Per il candidato alla FIGC Malagò, il calcio italiano deve ripartire dagli stadi
"Investire sui nuovi impianti deve essere la frontiera, perché una fabbrica funziona se c'è una struttura, un impianto, se ci sono gli investimenti, le immobilizzazioni e tutti gli aspetti di supporto a quello che è il prodotto". Lo ha detto Giovanni Malagò, ex presidente del Coni e candidato alla guida della Federcalcio, nel corso dell'evento Roma REgeneration Forum. "Lo stesso presidente dell'Uefa, Ceferin - ha ricordato Malagò - è stato molto chiaro in una recente intervista nel sollecitare il paese a ridurre, se non addirittura compensare, questo gap che esiste proprio in virtù del fatto che il rilancio passa soprattutto da una nuova generazione di impianti. E questo non vale solo secondo me per le squadre di vertice perché a cascata, lo vediamo anche da modelli tipo la Premier League, vale anche per le squadre diciamo di minore importanza".

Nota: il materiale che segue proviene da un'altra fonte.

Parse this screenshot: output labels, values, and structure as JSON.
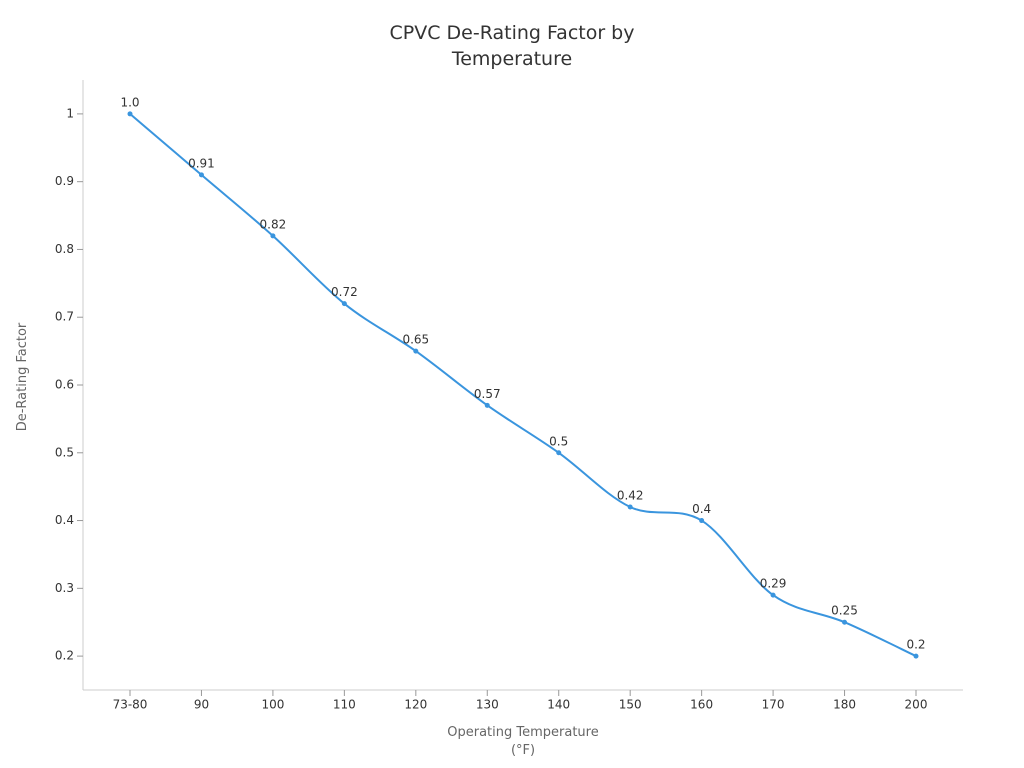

Quanto al prossimo ct azzurro Malagò ha riobadito: "Sarei un irresponsabile se dicessi qualche cosa. Primo perché non sono nessuno oggi per poterlo dire, secondo perché ho sostenuto una tesi per cui non c'è da fare dei nomi, ma bisogna anche capire chi sono le persone, paradossalmente come il sottoscritto, pronte a mettersi in gioco di fronte a una situazione eccezionale. Oggi ovviamente non mi permetto di fare nessun commento, l'assemblea elettiva è il 22 giugno e bisogna capire il 23 giugno come stanno le cose".